During my morning run, I noticed junk in the gutters. Bushes sprouted litter. When words tease and tingle, I wonder where they will take me as the thrill of curiosity and suspense inspires. Today I pondered, "What's left behind?"
I wanted to discover a change in my approach to the poetry process. What could open new patterns to gain access and make connections?
After a freewrite to push each line into the wild, I decided a structure might assist with the poem's development.
Freewrite: Begin to move the pen where it flows. Where you have no clue about the weather. Whether or not ink takes to the wind until clouds bump against blue. The sea submerged in its comforter.

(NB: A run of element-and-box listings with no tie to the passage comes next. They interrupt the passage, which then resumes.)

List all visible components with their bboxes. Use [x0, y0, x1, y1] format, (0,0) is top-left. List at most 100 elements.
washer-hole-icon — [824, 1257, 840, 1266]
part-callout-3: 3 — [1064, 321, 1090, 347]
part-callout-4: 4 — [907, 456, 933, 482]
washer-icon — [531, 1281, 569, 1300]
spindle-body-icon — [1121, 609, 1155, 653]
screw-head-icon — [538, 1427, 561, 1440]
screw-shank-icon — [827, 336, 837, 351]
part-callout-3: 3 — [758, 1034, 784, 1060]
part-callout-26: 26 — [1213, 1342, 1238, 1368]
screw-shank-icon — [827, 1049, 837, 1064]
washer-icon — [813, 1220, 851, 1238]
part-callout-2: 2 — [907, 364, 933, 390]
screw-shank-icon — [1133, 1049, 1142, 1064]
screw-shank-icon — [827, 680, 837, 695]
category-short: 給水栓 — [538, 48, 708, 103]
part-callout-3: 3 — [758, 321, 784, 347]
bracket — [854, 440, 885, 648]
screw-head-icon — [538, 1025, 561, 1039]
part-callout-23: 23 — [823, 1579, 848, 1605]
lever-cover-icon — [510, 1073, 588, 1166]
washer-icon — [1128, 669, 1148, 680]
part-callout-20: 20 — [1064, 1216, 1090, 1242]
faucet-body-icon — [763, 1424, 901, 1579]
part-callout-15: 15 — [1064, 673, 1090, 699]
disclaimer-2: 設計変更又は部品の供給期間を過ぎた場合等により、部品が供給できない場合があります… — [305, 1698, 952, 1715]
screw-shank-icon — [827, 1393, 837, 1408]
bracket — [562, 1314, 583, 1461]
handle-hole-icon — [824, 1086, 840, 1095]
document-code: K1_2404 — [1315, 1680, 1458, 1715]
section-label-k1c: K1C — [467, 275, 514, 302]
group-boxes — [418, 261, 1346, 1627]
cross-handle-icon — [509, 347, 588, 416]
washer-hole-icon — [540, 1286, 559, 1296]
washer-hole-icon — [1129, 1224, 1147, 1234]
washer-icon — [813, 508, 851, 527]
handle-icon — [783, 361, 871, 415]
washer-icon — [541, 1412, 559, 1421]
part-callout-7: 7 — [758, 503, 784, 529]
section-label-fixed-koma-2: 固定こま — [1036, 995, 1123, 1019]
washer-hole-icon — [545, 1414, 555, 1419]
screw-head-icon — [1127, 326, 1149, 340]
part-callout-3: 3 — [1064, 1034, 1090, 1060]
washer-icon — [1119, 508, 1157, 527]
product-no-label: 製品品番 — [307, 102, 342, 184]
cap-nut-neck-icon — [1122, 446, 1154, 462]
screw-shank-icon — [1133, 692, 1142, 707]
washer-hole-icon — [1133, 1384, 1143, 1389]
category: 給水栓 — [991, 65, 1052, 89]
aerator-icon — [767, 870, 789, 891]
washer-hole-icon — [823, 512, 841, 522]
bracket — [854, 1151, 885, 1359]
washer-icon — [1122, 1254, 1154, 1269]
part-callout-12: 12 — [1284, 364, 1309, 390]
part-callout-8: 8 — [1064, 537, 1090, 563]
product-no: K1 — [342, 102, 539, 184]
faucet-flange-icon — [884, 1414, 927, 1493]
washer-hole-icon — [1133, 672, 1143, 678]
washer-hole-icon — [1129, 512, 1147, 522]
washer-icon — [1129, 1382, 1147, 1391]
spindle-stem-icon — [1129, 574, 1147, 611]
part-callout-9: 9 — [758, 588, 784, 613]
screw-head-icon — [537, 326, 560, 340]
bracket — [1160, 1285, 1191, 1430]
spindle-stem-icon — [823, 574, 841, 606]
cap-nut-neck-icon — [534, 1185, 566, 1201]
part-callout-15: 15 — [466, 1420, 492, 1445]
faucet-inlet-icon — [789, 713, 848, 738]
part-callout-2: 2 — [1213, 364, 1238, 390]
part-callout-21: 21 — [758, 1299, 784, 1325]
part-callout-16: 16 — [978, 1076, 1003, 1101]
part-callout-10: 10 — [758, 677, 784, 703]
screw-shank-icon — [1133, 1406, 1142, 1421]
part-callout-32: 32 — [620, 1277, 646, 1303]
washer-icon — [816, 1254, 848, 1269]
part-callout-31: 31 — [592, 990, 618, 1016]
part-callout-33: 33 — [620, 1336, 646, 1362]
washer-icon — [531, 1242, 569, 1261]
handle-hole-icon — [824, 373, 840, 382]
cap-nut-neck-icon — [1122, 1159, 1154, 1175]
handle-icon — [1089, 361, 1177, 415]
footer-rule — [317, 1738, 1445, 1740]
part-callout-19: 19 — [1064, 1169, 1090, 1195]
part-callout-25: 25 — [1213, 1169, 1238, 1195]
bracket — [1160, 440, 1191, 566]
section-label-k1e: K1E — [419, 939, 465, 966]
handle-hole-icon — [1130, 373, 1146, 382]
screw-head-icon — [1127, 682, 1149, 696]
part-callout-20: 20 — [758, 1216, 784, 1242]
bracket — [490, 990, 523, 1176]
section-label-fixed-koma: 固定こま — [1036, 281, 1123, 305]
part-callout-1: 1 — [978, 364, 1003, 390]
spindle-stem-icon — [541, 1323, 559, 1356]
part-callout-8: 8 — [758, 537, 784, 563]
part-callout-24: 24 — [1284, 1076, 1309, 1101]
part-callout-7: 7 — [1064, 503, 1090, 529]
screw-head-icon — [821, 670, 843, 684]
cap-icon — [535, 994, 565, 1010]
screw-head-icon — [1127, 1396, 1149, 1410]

Seagulls trucked (sic) into following a rhythm. They don't need solving. Some things in life don't. It takes movement to stay still and absorb the mysteries. The trash clutters under bushes from the inconsiderate. Ticket stubs, jetsom of joviality, wrappers, forgotten relationships, cigarette butts, a lover or four.Discards like skin and tonsils. Hang nails release to pink flesh. A curiosity of crows ambles by, perceives it can't. Shiny gum wrapper in beak and off it flies.
After the freewrite that added details and abstract ideas to pursue, I circled words that intrigued.
Here's what the triangulation looked like. I chose nouns and put them on the left side of the triangle. I will add to them later. Verbs went to the right. In the middle, I wrote the essence of what I wanted to say.
In the rectangle I added three notions for the poem. The first two dealt with my initial thoughts and what the freewrite revealed. The third I grabbed from the air.
What's left behind?
Something we can't comprehend.
Don't wear a watch for a day.
A second freewrite will involve concrete items that might arrange to include one of the three ideas above. I will continue to travel to where my pen takes me.
Creative Write: Try this exercise and see what results. Become playful and write away from your ideas.